I'm a bit late getting to the party celebrating this latest work of Thomas Frank, author of What's The Matter With Kansas?, and the fault is entirely mine.
Pity The Billionaire: The Hard Times Swindle and the Unlikely Comeback of the Right is not a large book, nor is it a hard read. It is a concisely detailed look at the events and processes by which the American economy was toppled from within, despite the legal system intended to defend it from predation. There is so much detail that I was reminded every few pages about the anger and frustrated helplessness I feel each time these predatory bunco artists take it upon themselves to assault the economic security of the middle class, and then brazenly blame us for allowing them to do so with impunity.
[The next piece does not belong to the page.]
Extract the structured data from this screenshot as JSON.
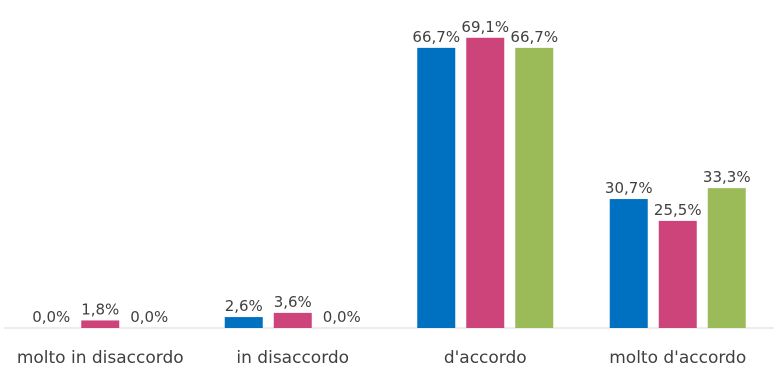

I would have to put the book down each time I felt the rage building, which caused me to take far more time to finish reading the book than a review should normally take. For this I apologize to Henry Holt & Co.
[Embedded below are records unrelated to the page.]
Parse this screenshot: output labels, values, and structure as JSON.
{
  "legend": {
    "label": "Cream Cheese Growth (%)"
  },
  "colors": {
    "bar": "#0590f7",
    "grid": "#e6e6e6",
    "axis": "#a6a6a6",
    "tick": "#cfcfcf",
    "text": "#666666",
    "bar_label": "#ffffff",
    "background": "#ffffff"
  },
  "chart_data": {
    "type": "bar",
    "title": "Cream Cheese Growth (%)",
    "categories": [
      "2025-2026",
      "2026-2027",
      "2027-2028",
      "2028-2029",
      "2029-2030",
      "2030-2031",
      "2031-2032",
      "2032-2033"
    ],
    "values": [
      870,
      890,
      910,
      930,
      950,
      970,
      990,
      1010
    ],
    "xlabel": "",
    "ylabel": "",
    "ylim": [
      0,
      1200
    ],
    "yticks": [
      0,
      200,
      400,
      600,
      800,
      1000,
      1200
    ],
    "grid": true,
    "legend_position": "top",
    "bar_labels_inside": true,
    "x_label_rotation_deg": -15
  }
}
The fact that Pity The Billionaire evokes these strong feelings in me must be seen as a measure of the voluminous study that Thomas Frank put into this effort. Well-researched, amply footnoted, and provided with a plethora of supporting links, the book is a must-read for the historians who will one day attempt to explain just what happened to the United States during the Great Recession. Step by painful step, Frank recounts the process by which the economy was subverted for private gain as the defense stood by watching.
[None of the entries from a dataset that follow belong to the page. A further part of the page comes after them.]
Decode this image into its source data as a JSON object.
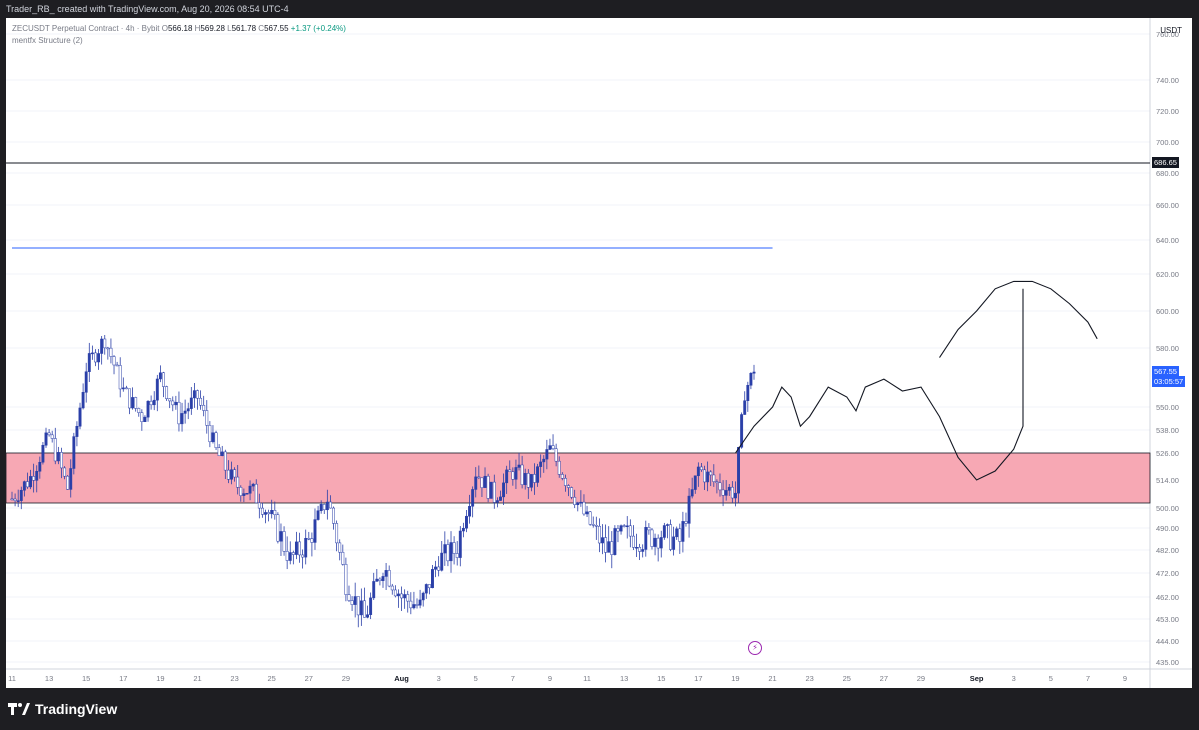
{
  "header": {
    "caption": "Trader_RB_ created with TradingView.com, Aug 20, 2026 08:54 UTC-4"
  },
  "legend": {
    "symbol": "ZECUSDT Perpetual Contract · 4h · Bybit",
    "o_label": "O",
    "o": "566.18",
    "h_label": "H",
    "h": "569.28",
    "l_label": "L",
    "l": "561.78",
    "c_label": "C",
    "c": "567.55",
    "change": "+1.37 (+0.24%)",
    "indicator": "mentfx Structure (2)"
  },
  "price_axis": {
    "unit": "USDT",
    "ticks": [
      "760.00",
      "740.00",
      "720.00",
      "700.00",
      "680.00",
      "660.00",
      "640.00",
      "620.00",
      "600.00",
      "580.00",
      "550.00",
      "538.00",
      "526.00",
      "514.00",
      "500.00",
      "490.00",
      "482.00",
      "472.00",
      "462.00",
      "453.00",
      "444.00",
      "435.00"
    ],
    "marker_line_label": "686.65",
    "last_price_label": "567.55",
    "countdown_label": "03:05:57"
  },
  "time_axis": {
    "ticks": [
      "11",
      "13",
      "15",
      "17",
      "19",
      "21",
      "23",
      "25",
      "27",
      "29",
      "Aug",
      "3",
      "5",
      "7",
      "9",
      "11",
      "13",
      "15",
      "17",
      "19",
      "21",
      "23",
      "25",
      "27",
      "29",
      "Sep",
      "3",
      "5",
      "7",
      "9"
    ]
  },
  "footer": {
    "brand": "TradingView"
  },
  "colors": {
    "bull": "#2a3fa8",
    "bear": "#ffffff",
    "bear_outline": "#2a3fa8",
    "zone_fill": "#f7a8b4",
    "blue_line": "#2962ff",
    "last_price_bg": "#2962ff",
    "marker_bg": "#131722"
  },
  "chart_data": {
    "type": "candlestick",
    "symbol": "ZECUSDT",
    "timeframe": "4h",
    "x_range": [
      "Jul 11",
      "Sep 9"
    ],
    "y_range": [
      435,
      770
    ],
    "horizontal_lines": [
      {
        "price": 686.65,
        "style": "solid",
        "color": "#131722"
      },
      {
        "price": 638,
        "style": "solid",
        "color": "#2962ff",
        "x_start": "Jul 11",
        "x_end": "Aug 21"
      }
    ],
    "zones": [
      {
        "price_top": 526,
        "price_bottom": 503,
        "x_start": "Jul 11",
        "x_end": "Sep 9"
      }
    ],
    "close_path": [
      [
        "Jul 11",
        505
      ],
      [
        "Jul 12",
        515
      ],
      [
        "Jul 13",
        535
      ],
      [
        "Jul 14",
        510
      ],
      [
        "Jul 15",
        570
      ],
      [
        "Jul 16",
        585
      ],
      [
        "Jul 17",
        558
      ],
      [
        "Jul 18",
        545
      ],
      [
        "Jul 19",
        565
      ],
      [
        "Jul 20",
        545
      ],
      [
        "Jul 21",
        555
      ],
      [
        "Jul 22",
        527
      ],
      [
        "Jul 23",
        512
      ],
      [
        "Jul 24",
        508
      ],
      [
        "Jul 25",
        495
      ],
      [
        "Jul 26",
        478
      ],
      [
        "Jul 27",
        485
      ],
      [
        "Jul 28",
        505
      ],
      [
        "Jul 29",
        468
      ],
      [
        "Jul 30",
        453
      ],
      [
        "Jul 31",
        475
      ],
      [
        "Aug 1",
        462
      ],
      [
        "Aug 2",
        458
      ],
      [
        "Aug 3",
        478
      ],
      [
        "Aug 4",
        482
      ],
      [
        "Aug 5",
        518
      ],
      [
        "Aug 6",
        506
      ],
      [
        "Aug 7",
        518
      ],
      [
        "Aug 8",
        512
      ],
      [
        "Aug 9",
        528
      ],
      [
        "Aug 10",
        512
      ],
      [
        "Aug 11",
        494
      ],
      [
        "Aug 12",
        482
      ],
      [
        "Aug 13",
        488
      ],
      [
        "Aug 14",
        486
      ],
      [
        "Aug 15",
        488
      ],
      [
        "Aug 16",
        485
      ],
      [
        "Aug 17",
        519
      ],
      [
        "Aug 18",
        512
      ],
      [
        "Aug 19",
        508
      ],
      [
        "Aug 19.5",
        558
      ],
      [
        "Aug 20",
        567.55
      ]
    ],
    "drawn_projection": "hand-drawn path rising from the zone toward about 600 then dipping back into the zone near Sep 1",
    "drawn_targets": [
      {
        "label": "",
        "path": "projected arc"
      }
    ]
  }
}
Frank also covers the rise of the Tea Party, the masterful manipulation of the common folk, directed by the "conservative" media to rise up angry and take action to prevent governmental relief against the very predations the Tea Party railed against in their rallies. This was accomplished in part by the co-option of the tactics of Saul Alinsky, which had proven very successful during the 1960s political movement to mobilize large numbers of people in opposition to the Vietnam War and racial bigotry. These successful tactics remain viable. We currently see Newt Gingrich using Alinsky against his liberal self as Newt campaigns for the primary votes of Florida, a pertinent example of the assertion Frank makes about the misuse of populism being levied against an aroused populace. Liberal strategies are thus being used by the "conservatives" to ensure against the rise of a new liberal opposition to the greedy corporatism which has brought the national economy to the edge of collapse.